By Maiya Gessling The North American Post
Seattle City Councilmember Bruce Harrell was elected by his fellow councilmembers to the position of Council President on Jan. 4. Harrell, now the representative for District 2, has served as Seattle City Councilmember since 2008 and most recently chaired the Public Safety, Civil Rights and Technology Committee. The Council President is the presiding officer of the Council, sets the Full Council agenda, assigns legislation to committees and is the primary point of contact for external agencies. When the Mayor is absent from the City or incapacitated, the Council President assumes the duties and responsibilities of the Mayor. Harrell, the first Japanese American/ African American Council President, was also named as Chair of the Education, Equity and Governance committee.
Harrell was sworn into office by his wife Joanne and their son Jason, and said, “So this new day, you will hear the terms equity, civil rights, justice and fairness over and over again. That will be our collective political DNA, and I am excited about the possibilities in front of us.”

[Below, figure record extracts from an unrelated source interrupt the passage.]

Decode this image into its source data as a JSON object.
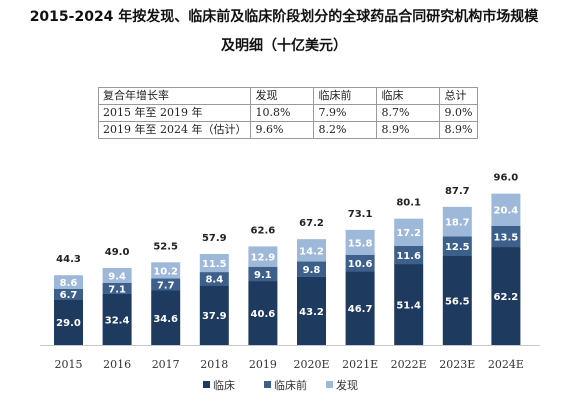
{
  "title_line1": "2015-2024 年按发现、临床前及临床阶段划分的全球药品合同研究机构市场规模",
  "title_line2": "及明细（十亿美元）",
  "cagr_table": {
    "headers": [
      "复合年增长率",
      "发现",
      "临床前",
      "临床",
      "总计"
    ],
    "rows": [
      [
        "2015 年至 2019 年",
        "10.8%",
        "7.9%",
        "8.7%",
        "9.0%"
      ],
      [
        "2019 年至 2024 年（估计）",
        "9.6%",
        "8.2%",
        "8.9%",
        "8.9%"
      ]
    ]
  },
  "chart_data": {
    "type": "bar",
    "stacked": true,
    "categories": [
      "2015",
      "2016",
      "2017",
      "2018",
      "2019",
      "2020E",
      "2021E",
      "2022E",
      "2023E",
      "2024E"
    ],
    "series": [
      {
        "name": "临床",
        "color": "#1f3a5f",
        "values": [
          29.0,
          32.4,
          34.6,
          37.9,
          40.6,
          43.2,
          46.7,
          51.4,
          56.5,
          62.2
        ]
      },
      {
        "name": "临床前",
        "color": "#3d5f8c",
        "values": [
          6.7,
          7.1,
          7.7,
          8.4,
          9.1,
          9.8,
          10.6,
          11.6,
          12.5,
          13.5
        ]
      },
      {
        "name": "发现",
        "color": "#9db8d9",
        "values": [
          8.6,
          9.4,
          10.2,
          11.5,
          12.9,
          14.2,
          15.8,
          17.2,
          18.7,
          20.4
        ]
      }
    ],
    "totals": [
      44.3,
      49.0,
      52.5,
      57.9,
      62.6,
      67.2,
      73.1,
      80.1,
      87.7,
      96.0
    ],
    "ylim": [
      0,
      96.0
    ],
    "legend_position": "bottom",
    "grid": false
  }
}
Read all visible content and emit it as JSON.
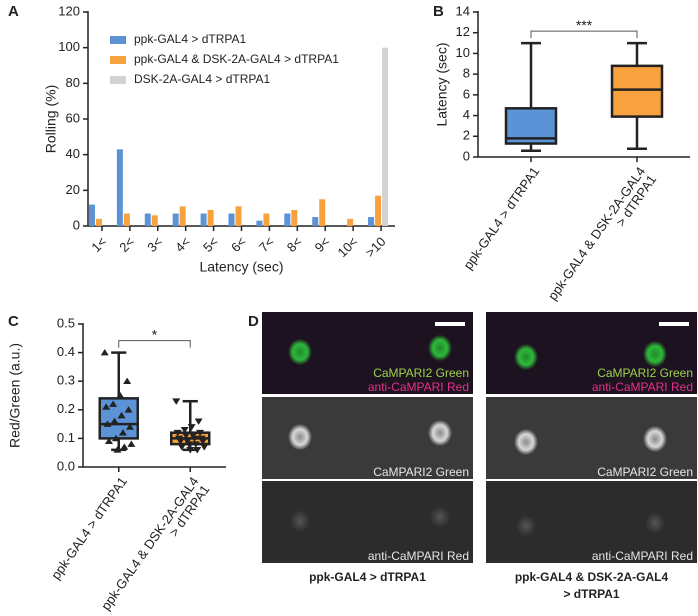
{
  "chart_data": [
    {
      "type": "bar",
      "panel": "A",
      "ylabel": "Rolling (%)",
      "xlabel": "Latency (sec)",
      "categories": [
        "1<",
        "2<",
        "3<",
        "4<",
        "5<",
        "6<",
        "7<",
        "8<",
        "9<",
        "10<",
        ">10"
      ],
      "series": [
        {
          "name": "ppk-GAL4 > dTRPA1",
          "color": "#5b93d6",
          "values": [
            12,
            43,
            7,
            7,
            7,
            7,
            3,
            7,
            5,
            0,
            5
          ]
        },
        {
          "name": "ppk-GAL4 & DSK-2A-GAL4 > dTRPA1",
          "color": "#f7a23e",
          "values": [
            4,
            7,
            6,
            11,
            9,
            11,
            7,
            9,
            15,
            4,
            17
          ]
        },
        {
          "name": "DSK-2A-GAL4 > dTRPA1",
          "color": "#d2d2d2",
          "values": [
            0,
            0,
            0,
            0,
            0,
            0,
            0,
            0,
            0,
            0,
            100
          ]
        }
      ],
      "ylim": [
        0,
        120
      ],
      "yticks": [
        0,
        20,
        40,
        60,
        80,
        100,
        120
      ]
    },
    {
      "type": "box",
      "panel": "B",
      "ylabel": "Latency (sec)",
      "significance": "***",
      "categories": [
        [
          "ppk-GAL4 > dTRPA1"
        ],
        [
          "ppk-GAL4 & DSK-2A-GAL4",
          "> dTRPA1"
        ]
      ],
      "boxes": [
        {
          "color": "#5b93d6",
          "min": 0.6,
          "q1": 1.3,
          "median": 1.8,
          "q3": 4.7,
          "max": 11
        },
        {
          "color": "#f7a23e",
          "min": 0.8,
          "q1": 3.9,
          "median": 6.5,
          "q3": 8.8,
          "max": 11
        }
      ],
      "ylim": [
        0,
        14
      ],
      "yticks": [
        0,
        2,
        4,
        6,
        8,
        10,
        12,
        14
      ]
    },
    {
      "type": "box",
      "panel": "C",
      "ylabel": "Red/Green (a.u.)",
      "significance": "*",
      "categories": [
        [
          "ppk-GAL4 > dTRPA1"
        ],
        [
          "ppk-GAL4 & DSK-2A-GAL4",
          "> dTRPA1"
        ]
      ],
      "boxes": [
        {
          "color": "#5b93d6",
          "marker": "triangle-up",
          "min": 0.06,
          "q1": 0.1,
          "median": 0.15,
          "q3": 0.24,
          "max": 0.4,
          "points": [
            0.4,
            0.3,
            0.25,
            0.22,
            0.21,
            0.2,
            0.18,
            0.16,
            0.15,
            0.14,
            0.12,
            0.1,
            0.09,
            0.08,
            0.07,
            0.06
          ]
        },
        {
          "color": "#f7a23e",
          "marker": "triangle-down",
          "min": 0.06,
          "q1": 0.08,
          "median": 0.1,
          "q3": 0.12,
          "max": 0.23,
          "points": [
            0.23,
            0.16,
            0.14,
            0.13,
            0.12,
            0.12,
            0.11,
            0.11,
            0.1,
            0.1,
            0.1,
            0.09,
            0.09,
            0.09,
            0.08,
            0.08,
            0.07,
            0.07,
            0.06,
            0.06
          ]
        }
      ],
      "ylim": [
        0,
        0.5
      ],
      "yticks": [
        {
          "value": 0,
          "label": "0.0"
        },
        0.1,
        0.2,
        0.3,
        0.4,
        0.5
      ]
    }
  ],
  "images": {
    "panel": "D",
    "columns": [
      {
        "caption": [
          "ppk-GAL4 > dTRPA1"
        ],
        "rows": [
          [
            "CaMPARI2 Green",
            "anti-CaMPARI Red"
          ],
          [
            "CaMPARI2 Green"
          ],
          [
            "anti-CaMPARI Red"
          ]
        ]
      },
      {
        "caption": [
          "ppk-GAL4 & DSK-2A-GAL4",
          "> dTRPA1"
        ],
        "rows": [
          [
            "CaMPARI2 Green",
            "anti-CaMPARI Red"
          ],
          [
            "CaMPARI2 Green"
          ],
          [
            "anti-CaMPARI Red"
          ]
        ]
      }
    ]
  }
}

“I have asked my colleagues to allow me to be the policy lead in education. While it was football that paid for my education, it was my education that became my weapon against bigotry, hatred, injustice…our kids need resources. They need to look into the mirror and see reflected back someone with the potential to be great. I think we need to stop seeing education as a race, and instead as a process of self-discovery.”
All nine Seattle City Councilmembers took their oaths of office in the traditional inauguration ceremony in City Council Chambers on Monday, following their successful victories in last November’s election. Newly elected Councilmembers Lorena Gonzalez, Lisa Herbold, Rob Johnson and Debora Juarez joined returning re-elected Councilmembers Sally Bagshaw, Tim Burgess, Harrell, Mike O’Brien and Kshama Sawant in taking their seats at the Council dais.
Family, friends, colleagues and community members filled the Seattle City Council chambers to celebrate the new and returning local government leadership. Each elected official was sworn in by someone of their choice and gave brief remarks.